Solar radiation can also alter the appearance and service life of many synthetic materials that we produce. UV-stabilizers are now commonly added in many products to increase their life span and prevent further breakdown. A byproduct of this effect has been the increased cost of materials to the average consumer. Solar radiation can also breakdown many of the plastic parts present in solar panels. The plastics present here and in other settings after breakdown can become micro- and nano-plastic particles. The full effect of micro-plastics to humans has not been fully established, but there are many associated negative impacts.

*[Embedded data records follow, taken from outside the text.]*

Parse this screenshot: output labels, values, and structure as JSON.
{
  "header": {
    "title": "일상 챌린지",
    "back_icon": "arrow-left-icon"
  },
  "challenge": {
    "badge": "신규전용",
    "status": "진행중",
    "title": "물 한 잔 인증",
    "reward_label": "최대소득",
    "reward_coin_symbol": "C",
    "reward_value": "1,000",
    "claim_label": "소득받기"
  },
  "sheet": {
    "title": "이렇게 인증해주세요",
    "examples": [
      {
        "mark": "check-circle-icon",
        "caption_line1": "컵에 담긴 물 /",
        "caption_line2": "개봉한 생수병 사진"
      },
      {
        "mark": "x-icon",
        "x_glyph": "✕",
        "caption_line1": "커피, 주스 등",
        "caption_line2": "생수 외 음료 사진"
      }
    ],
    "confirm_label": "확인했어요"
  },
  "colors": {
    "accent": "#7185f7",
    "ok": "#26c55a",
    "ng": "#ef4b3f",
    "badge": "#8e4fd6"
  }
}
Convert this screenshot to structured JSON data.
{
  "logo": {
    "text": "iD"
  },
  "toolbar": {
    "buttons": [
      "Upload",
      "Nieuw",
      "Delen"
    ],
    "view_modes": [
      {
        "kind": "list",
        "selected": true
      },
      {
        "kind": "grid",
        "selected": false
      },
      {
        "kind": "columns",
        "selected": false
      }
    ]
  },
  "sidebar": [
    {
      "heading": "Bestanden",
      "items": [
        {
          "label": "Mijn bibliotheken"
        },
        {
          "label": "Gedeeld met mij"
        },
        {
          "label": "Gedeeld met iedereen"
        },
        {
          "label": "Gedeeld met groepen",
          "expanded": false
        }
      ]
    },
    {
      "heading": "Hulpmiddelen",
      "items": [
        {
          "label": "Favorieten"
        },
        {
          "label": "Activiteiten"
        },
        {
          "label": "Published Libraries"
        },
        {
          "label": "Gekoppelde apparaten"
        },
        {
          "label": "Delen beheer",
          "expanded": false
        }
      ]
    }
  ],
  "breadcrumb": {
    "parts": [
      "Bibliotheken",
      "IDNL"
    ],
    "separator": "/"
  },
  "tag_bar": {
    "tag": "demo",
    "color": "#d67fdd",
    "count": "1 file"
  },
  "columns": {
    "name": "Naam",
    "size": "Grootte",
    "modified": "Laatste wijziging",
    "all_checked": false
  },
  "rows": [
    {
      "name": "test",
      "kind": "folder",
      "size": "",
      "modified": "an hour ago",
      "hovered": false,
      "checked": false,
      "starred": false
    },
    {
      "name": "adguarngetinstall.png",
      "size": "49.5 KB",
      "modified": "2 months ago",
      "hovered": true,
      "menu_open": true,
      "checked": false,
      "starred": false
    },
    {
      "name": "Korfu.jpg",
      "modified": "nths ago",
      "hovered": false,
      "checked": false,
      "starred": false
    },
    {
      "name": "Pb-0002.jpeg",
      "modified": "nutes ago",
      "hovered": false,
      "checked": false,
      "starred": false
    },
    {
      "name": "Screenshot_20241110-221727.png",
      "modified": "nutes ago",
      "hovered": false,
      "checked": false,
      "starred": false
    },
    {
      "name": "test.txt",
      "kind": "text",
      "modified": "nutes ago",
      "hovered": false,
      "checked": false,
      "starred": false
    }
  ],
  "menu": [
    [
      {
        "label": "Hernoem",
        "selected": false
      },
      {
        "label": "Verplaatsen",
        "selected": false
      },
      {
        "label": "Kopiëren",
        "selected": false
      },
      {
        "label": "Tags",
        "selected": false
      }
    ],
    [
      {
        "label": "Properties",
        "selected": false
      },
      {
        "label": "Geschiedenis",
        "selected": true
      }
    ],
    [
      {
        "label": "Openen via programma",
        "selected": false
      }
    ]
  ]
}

The fourth plenary session was the Technology and Economic Assessment Panel (TEAP) 2019-2022 Quadrennial Assessment Report. The TEAP report attempts to replace ODS and high GWP substances with more efficient and safer alternatives while remaining as economically feasible as possible. The panel assessed Flexible and Rigid Foams (FTOC), Fire Suppression (FSTOC), Methyl Bromide (MBTOC), Medical and Chemicals (MCTOC), and Refrigeration, Air Conditioning and Heat Pumps Technical Options (RTOC). Each was managed by a Technical Options Committee.
The RTOC delivered several key messages during the plenary session. Much of the HFC phase out is focused on the production of direct GHGs, but indirect emissions can be drastically lowered through equipment that is more energy efficient, modernizing and using high-performance buildings, and a lowered carbon intensive electrical grid. The RTOC also states that there is currently no perfect refrigerant replacement, and consumers must use their own discretion to determine the proper refrigerant for their scenario based on availability, cost, accessible equipment, energy efficiency rating and safety. Current and proposed PFAS regulations are still quite open, although it is expected that some HFO and HFCs will be affected later. Some of the existing alternatives being used still carry with them a high GWP, so it is speculated that their usage will remain temporary during the HFC phase out process.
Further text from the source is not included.